El Triatlón de la Rioja celebró ayer su primera edición en distancia half con más de 400 participantes. Las altas temperaturas no han impedido que a las 14h comenzara en el río Ebro una competición que ha mantenido a la ciudad de Logroño expectante hasta las 21:30 de la noche.

El triatleta que se ha hecho con la victoria de esta primera edición ha sido Joan Ruvireta. El catalán ha cruzado la línea de meta a las 18:10h tras 4h 14 minutos de dura competición. Poco después Mikel Elgezabal conseguía llegar en segundo lugar pese a los dolores con los que comenzaba tras su doble fractura en el pie. El deportista que ha completado el pódium ha sido el portugués José Estrangeiro.

Tras las altas temperaturas de los últimos días, el agua del río Ebro estaba a 25º lo que impidió por reglamento la utilización del neopreno. Lo que se presumía una natación muy rápida se convirtió en una lucha para los nadadores menos experimentados. En menos de 25 minutos salía del agua el máximo favorito, Pablo Dapena. El gallego, subcampeón de España de Triatlón este año aventajaba en casi 3 minutos a Joan Ruvireta, tercer clasificado de dicho Campeonato de España. Más retrasados salían José Estrangeiro, Mikel Elgezal y Julen Díez. El duelo se repetía en bici hasta que en el km 65 Pablo Dapena se retiraba de competición por un pinchazo en su rueda lenticular trasera.

Las altas temperaturas no impidieron disfrutar a los participantes de un precioso recorrido ciclista que se ha desarrollado sin ninguna incidencia. El trabajo previo de la organización con todos los ayuntamientos de pueblos por los que discurría la prueba ha permitido que esta se haya celebrado virtualmente a tráfico cerrado.

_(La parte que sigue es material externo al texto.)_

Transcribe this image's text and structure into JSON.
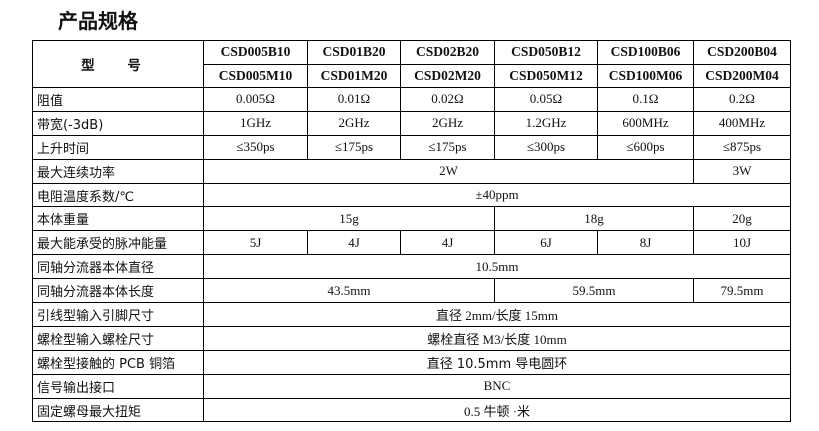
{
  "title": "产品规格",
  "header": {
    "label": "型 号",
    "models": [
      [
        "CSD005B10",
        "CSD005M10"
      ],
      [
        "CSD01B20",
        "CSD01M20"
      ],
      [
        "CSD02B20",
        "CSD02M20"
      ],
      [
        "CSD050B12",
        "CSD050M12"
      ],
      [
        "CSD100B06",
        "CSD100M06"
      ],
      [
        "CSD200B04",
        "CSD200M04"
      ]
    ]
  },
  "rows": {
    "resistance": {
      "label": "阻值",
      "values": [
        "0.005Ω",
        "0.01Ω",
        "0.02Ω",
        "0.05Ω",
        "0.1Ω",
        "0.2Ω"
      ]
    },
    "bandwidth": {
      "label": "带宽(-3dB)",
      "values": [
        "1GHz",
        "2GHz",
        "2GHz",
        "1.2GHz",
        "600MHz",
        "400MHz"
      ]
    },
    "rise_time": {
      "label": "上升时间",
      "values": [
        "≤350ps",
        "≤175ps",
        "≤175ps",
        "≤300ps",
        "≤600ps",
        "≤875ps"
      ]
    },
    "max_power": {
      "label": "最大连续功率",
      "values": [
        "2W",
        "3W"
      ]
    },
    "temp_coeff": {
      "label": "电阻温度系数/℃",
      "value": "±40ppm"
    },
    "weight": {
      "label": "本体重量",
      "values": [
        "15g",
        "18g",
        "20g"
      ]
    },
    "pulse_energy": {
      "label": "最大能承受的脉冲能量",
      "values": [
        "5J",
        "4J",
        "4J",
        "6J",
        "8J",
        "10J"
      ]
    },
    "diameter": {
      "label": "同轴分流器本体直径",
      "value": "10.5mm"
    },
    "length": {
      "label": "同轴分流器本体长度",
      "values": [
        "43.5mm",
        "59.5mm",
        "79.5mm"
      ]
    },
    "lead_pin": {
      "label": "引线型输入引脚尺寸",
      "value": "直径 2mm/长度 15mm"
    },
    "bolt_size": {
      "label": "螺栓型输入螺栓尺寸",
      "value": "螺栓直径 M3/长度 10mm"
    },
    "pcb_foil": {
      "label": "螺栓型接触的 PCB 铜箔",
      "value": "直径 10.5mm 导电圆环"
    },
    "output": {
      "label": "信号输出接口",
      "value": "BNC"
    },
    "torque": {
      "label": "固定螺母最大扭矩",
      "value": "0.5 牛顿 ·米"
    }
  }
}
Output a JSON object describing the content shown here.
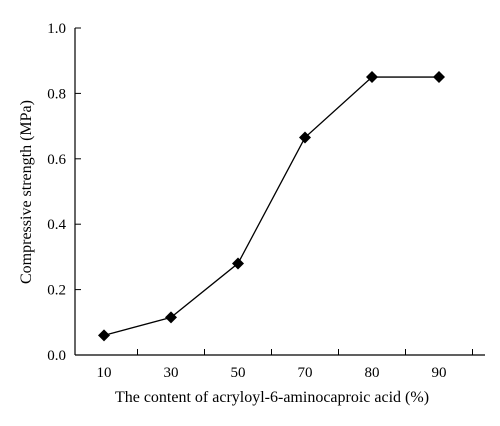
{
  "chart_data": {
    "type": "line",
    "xlabel": "The content of acryloyl-6-aminocaproic acid (%)",
    "ylabel": "Compressive strength (MPa)",
    "categories": [
      "10",
      "30",
      "50",
      "70",
      "80",
      "90"
    ],
    "series": [
      {
        "values": [
          0.06,
          0.115,
          0.28,
          0.665,
          0.85,
          0.85
        ]
      }
    ],
    "ylim": [
      0,
      1.0
    ],
    "yticks": [
      "0.0",
      "0.2",
      "0.4",
      "0.6",
      "0.8",
      "1.0"
    ],
    "grid": false,
    "marker": "diamond",
    "line_color": "#000000"
  }
}
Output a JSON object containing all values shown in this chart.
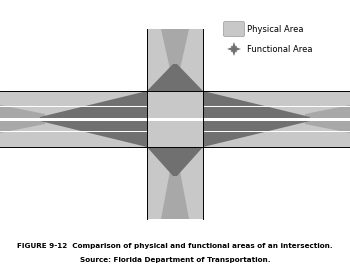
{
  "fig_width": 3.5,
  "fig_height": 2.74,
  "dpi": 100,
  "bg_color": "#ffffff",
  "physical_color": "#c8c8c8",
  "functional_color": "#707070",
  "functional_color2": "#a8a8a8",
  "road_line_color": "#000000",
  "caption_line1": "FIGURE 9-12  Comparison of physical and functional areas of an intersection.",
  "caption_line2": "Source: Florida Department of Transportation.",
  "legend_physical_label": "Physical Area",
  "legend_functional_label": "Functional Area",
  "caption_fontsize": 5.2,
  "legend_fontsize": 6.0
}
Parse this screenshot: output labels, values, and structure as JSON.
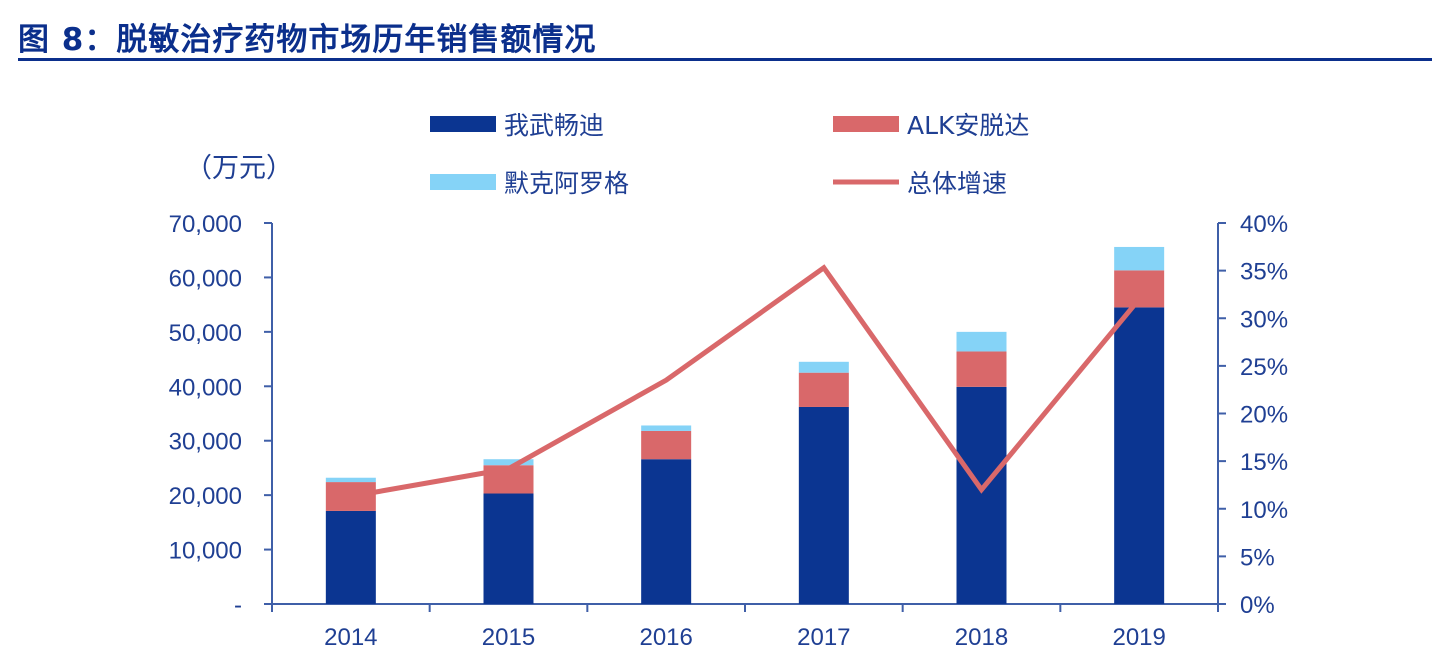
{
  "page": {
    "title": "图 8：脱敏治疗药物市场历年销售额情况"
  },
  "chart_data": {
    "type": "bar",
    "stacked": true,
    "title": "图 8：脱敏治疗药物市场历年销售额情况",
    "y_unit_label": "（万元）",
    "categories": [
      "2014",
      "2015",
      "2016",
      "2017",
      "2018",
      "2019"
    ],
    "ylim": [
      0,
      70000
    ],
    "y_ticks": [
      0,
      10000,
      20000,
      30000,
      40000,
      50000,
      60000,
      70000
    ],
    "y_tick_labels": [
      "-",
      "10,000",
      "20,000",
      "30,000",
      "40,000",
      "50,000",
      "60,000",
      "70,000"
    ],
    "y2lim": [
      0,
      0.4
    ],
    "y2_ticks": [
      0,
      0.05,
      0.1,
      0.15,
      0.2,
      0.25,
      0.3,
      0.35,
      0.4
    ],
    "y2_tick_labels": [
      "0%",
      "5%",
      "10%",
      "15%",
      "20%",
      "25%",
      "30%",
      "35%",
      "40%"
    ],
    "series": [
      {
        "name": "我武畅迪",
        "type": "bar",
        "color": "#0b3591",
        "values": [
          17100,
          20300,
          26600,
          36200,
          39900,
          54500
        ]
      },
      {
        "name": "ALK安脱达",
        "type": "bar",
        "color": "#d9686a",
        "values": [
          5300,
          5200,
          5200,
          6300,
          6500,
          6800
        ]
      },
      {
        "name": "默克阿罗格",
        "type": "bar",
        "color": "#85d3f7",
        "values": [
          800,
          1100,
          1000,
          2000,
          3600,
          4300
        ]
      },
      {
        "name": "总体增速",
        "type": "line",
        "axis": "y2",
        "color": "#d9686a",
        "values": [
          0.113,
          0.142,
          0.235,
          0.353,
          0.12,
          0.32
        ]
      }
    ],
    "grid": false,
    "legend": "top"
  }
}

Tras abandonar las instalaciones del Adarraga, los triatletas enfilaban el centro de Logroño para salir en dirección Laguardia. Una vez en la vía de Servicio de la N111, con su interminable recta de 12 km sin apenas desnivel, los participantes han podido volar acoplados hasta llegar a la denominada subida del Joto. La no masificación de la prueba, cortada por la organización en 400 participantes pese a la larga lista de espera, y la anchura de la vía ha permitido poder rodar sin caer en penalizaciones por Drafting. Con un desnivel medio del 5% estos casi 3 km servían para abrir diferencias entre los participantes y estirar mucho el grupo.

Tras pasar Sotés, el resto del recorrido era de continuos sube –bajas y largas rectas, que ha dejado estampas preciosas por la tierra del vino. Tras un breve paso por la Rioja Alavesa, se volvía a Logroño bordeando el Ebro.

La carrera a pie ha estado marcada por las fuertes temperaturas. Definitivamente no era un día idóneo para coger tiempos ni referencias si no para la lucha mental contra el cuerpo y alcanzar la meta como principal objetivo.

En cuanto a las mujeres, es Aintzane Argaiz la que se ha llevado la bota de vino, insignia que caracteriza la prueba. La veterana alavesa, dominadora absoluta de la prueba desde los primeros compases, ha superado a la también Vitoriana Arrate Mintegui. Abigail Meyers conseguía la tercera clasificación.